Thirty-nine percent would vote to re-elect the president now, down from 43 percent in January. That’s a dramatic drop from the 52 percent who felt that way in April, at his term’s 100-day mark.’

Stuxnet

From an article in the Pipeline and Gas Journal:

It was a Trojan program inserted into SCADA system software that caused a massive natural gas explosion along the Trans-Siberian pipeline in 1982. A newspaper reported the resulting fireball yielded “the most monumental non-nuclear explosion and fire ever seen from space.”

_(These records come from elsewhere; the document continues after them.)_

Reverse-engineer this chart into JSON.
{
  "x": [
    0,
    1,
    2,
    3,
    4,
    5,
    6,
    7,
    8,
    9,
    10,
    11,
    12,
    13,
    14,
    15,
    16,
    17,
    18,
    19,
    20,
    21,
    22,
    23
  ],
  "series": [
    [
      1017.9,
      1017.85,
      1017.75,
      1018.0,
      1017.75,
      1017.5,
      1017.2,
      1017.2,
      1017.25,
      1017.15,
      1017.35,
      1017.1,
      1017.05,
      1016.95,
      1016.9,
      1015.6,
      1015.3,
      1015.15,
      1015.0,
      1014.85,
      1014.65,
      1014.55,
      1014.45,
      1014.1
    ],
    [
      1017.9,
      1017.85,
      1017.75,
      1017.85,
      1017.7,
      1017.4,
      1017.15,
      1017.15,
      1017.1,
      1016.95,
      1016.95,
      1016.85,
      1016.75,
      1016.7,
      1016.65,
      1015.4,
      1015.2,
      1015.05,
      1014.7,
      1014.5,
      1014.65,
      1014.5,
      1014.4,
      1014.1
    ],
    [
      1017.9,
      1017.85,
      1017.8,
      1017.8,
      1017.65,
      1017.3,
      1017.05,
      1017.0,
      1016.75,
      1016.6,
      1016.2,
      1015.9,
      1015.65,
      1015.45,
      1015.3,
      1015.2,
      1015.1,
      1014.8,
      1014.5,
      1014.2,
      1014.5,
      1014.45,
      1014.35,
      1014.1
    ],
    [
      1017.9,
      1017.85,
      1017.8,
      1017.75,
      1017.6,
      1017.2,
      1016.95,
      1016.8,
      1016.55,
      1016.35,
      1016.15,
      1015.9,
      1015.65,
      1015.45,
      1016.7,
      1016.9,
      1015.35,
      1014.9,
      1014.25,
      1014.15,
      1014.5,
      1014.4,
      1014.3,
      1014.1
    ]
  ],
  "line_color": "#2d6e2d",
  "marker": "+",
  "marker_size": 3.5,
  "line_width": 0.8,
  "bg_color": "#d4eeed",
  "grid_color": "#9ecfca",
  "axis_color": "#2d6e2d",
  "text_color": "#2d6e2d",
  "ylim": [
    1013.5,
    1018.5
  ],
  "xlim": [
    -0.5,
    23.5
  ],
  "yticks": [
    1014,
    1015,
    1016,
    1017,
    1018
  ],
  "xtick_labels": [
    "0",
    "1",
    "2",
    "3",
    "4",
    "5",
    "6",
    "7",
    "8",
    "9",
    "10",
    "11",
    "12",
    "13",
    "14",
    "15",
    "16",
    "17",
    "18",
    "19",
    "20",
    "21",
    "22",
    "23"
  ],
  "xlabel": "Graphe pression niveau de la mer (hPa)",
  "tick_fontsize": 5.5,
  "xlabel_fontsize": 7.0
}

The perfect leftard bimbo headline:

Brain injury turns lout into perfect man
BEFORE hemorrhage heavy drinker was angry man. Now he’s teetotal and does cross-stitch.
…..Tracey says it’s turned me into a better person,” he said.’                          source

For starters, Twacey obviously wouldn’t know what a man was if one bit her on the leg. And if the definition of the “perfect man” is one who does cross-stitch while stone-cold sober, then we’re in deep shit. He may have been brain-damaged but Twacey and the journo don’t have a brain between them.